Where do the Vespas come in? Bordiere sometimes rides one to work and has emblazoned the barber shop’s name on one of them. It’s a 1972 Vespa VBB 150 model. He’s also rigged a platform on rear of the sidecar to make the “Vespa Espresso & Cigar Bar.”
“I wanted to have something a little bit different,” he said. “The espresso brewer runs on propane.” The seat in the sidecar often totes non-human cargo, including his Shih Tzu named “Harley.” “I like to travel with the accordion. It kind of goes with the whole theme,” he said, explaining that he’s been playing the accordion for 28 years. “It’s kind of a lost instrument,” he added.

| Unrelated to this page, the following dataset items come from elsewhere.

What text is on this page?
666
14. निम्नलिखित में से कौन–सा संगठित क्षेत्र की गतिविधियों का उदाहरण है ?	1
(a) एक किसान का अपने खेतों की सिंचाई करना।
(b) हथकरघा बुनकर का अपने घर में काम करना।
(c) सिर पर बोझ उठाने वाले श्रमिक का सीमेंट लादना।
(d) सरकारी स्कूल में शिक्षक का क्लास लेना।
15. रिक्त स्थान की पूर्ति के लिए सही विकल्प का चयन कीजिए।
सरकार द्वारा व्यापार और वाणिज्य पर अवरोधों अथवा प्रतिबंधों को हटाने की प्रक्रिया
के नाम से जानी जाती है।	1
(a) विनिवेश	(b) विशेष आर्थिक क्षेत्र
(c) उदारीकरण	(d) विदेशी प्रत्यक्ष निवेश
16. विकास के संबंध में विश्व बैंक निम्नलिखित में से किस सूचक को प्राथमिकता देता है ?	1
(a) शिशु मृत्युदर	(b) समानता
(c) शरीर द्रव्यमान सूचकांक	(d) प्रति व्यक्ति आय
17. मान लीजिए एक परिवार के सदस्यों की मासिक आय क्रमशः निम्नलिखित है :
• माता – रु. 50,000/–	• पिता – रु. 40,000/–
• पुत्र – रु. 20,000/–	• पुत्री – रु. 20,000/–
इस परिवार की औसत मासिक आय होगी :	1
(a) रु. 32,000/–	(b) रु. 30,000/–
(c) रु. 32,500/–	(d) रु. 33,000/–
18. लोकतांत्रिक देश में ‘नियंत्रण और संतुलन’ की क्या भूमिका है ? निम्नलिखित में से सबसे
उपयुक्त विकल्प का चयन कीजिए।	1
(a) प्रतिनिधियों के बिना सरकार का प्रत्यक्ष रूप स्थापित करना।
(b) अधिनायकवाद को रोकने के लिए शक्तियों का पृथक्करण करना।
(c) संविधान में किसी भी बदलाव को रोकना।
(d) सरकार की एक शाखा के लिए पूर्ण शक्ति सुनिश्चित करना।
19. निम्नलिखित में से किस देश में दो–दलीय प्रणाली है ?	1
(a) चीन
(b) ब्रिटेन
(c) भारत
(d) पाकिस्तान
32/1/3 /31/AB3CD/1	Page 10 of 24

Bordiere bought the VBB 150 used about 10 years ago. It sometimes gets used for promotional purposes, and has appeared the past four years in Watertown’s Memorial Day parade. “It’s a 150(cc) I had bored out to 180(cc) to give it a little more power to pull the sidecar along,” Bordiere said.
The second sidecar rig is a 2010 Vespa 300 Super that he bought new. “I painted it the same color as the other. That’ll do 80 miles an hour. It moves right along with traffic. That’s a lot of fun to drive. It’s more comfortable – better suspension, better brakes,” he said.
The scooter that he’s focusing on these days is a 1966 Vespa Super Sport that he bought five years ago from a customer. “It was a basket case. I picked it up in boxes. The frame was rusted. The motor was seized, but I knew it was a very rare Vespa. They only made them from 1964 to 1968,” he recalled.
It took some work to get the Super Sport back together and shining. “If we didn’t have the Internet, I wouldn’t have attempted to do a restoration. I found all the parts I needed thanks to the Internet,” Bordiere said.
Joe Bordiere serenades his scooters
Dwarfing the scooters in the driveway was his sparkling 1999 Harley-Davidson Road King Classic that he acquired 11 years ago. “If you look at this bike closely, there are five different whites. It’s put together uniquely. I like to be different,” he said.
Bordiere rides as much as possible, switching between his Harley and the scooters. “I probably put a thousand to 1,500 miles on each (every year),” he said. “When you want to go on a long trip, obviously the Harley is the bike to take.”
He acknowledges that there’s quite a difference between his Harley and his scooters, but says both play to his heritage. “It’s two extremes,” he said. “”I love the Harley, with all the chrome, the sound, the look. I’m Italian and that’s who I am. I love the Vespas.”
Bordiere has owned other Vespas in the past – a 1958 Sears Allstate-branded 125cc model and a 1972 150cc model. They’re gone, and it doesn’t appear that he’ll be adding to his scooter stable. “I think this is it,” he said. But he said nothing about limiting expansion of his accordion collection, which covers a wall on the second floor inside his house.
Bordiere is has one other two-wheeled ride – a bicycle fitted with a small motor. It’s painted orange and black. On the gas tank is a decal that reads “Hardly-A-Davidson.” A bar and shield logo on the motor says that, too.
Unlike my arrival at Bordiere’s house, there wasn’t accordion music to accompany my departure, but it wasn’t necessary. Thanks to an impromptu performance by Bordiere during my visit, I had accordion music in my head … and I’ve been hearing it ever since.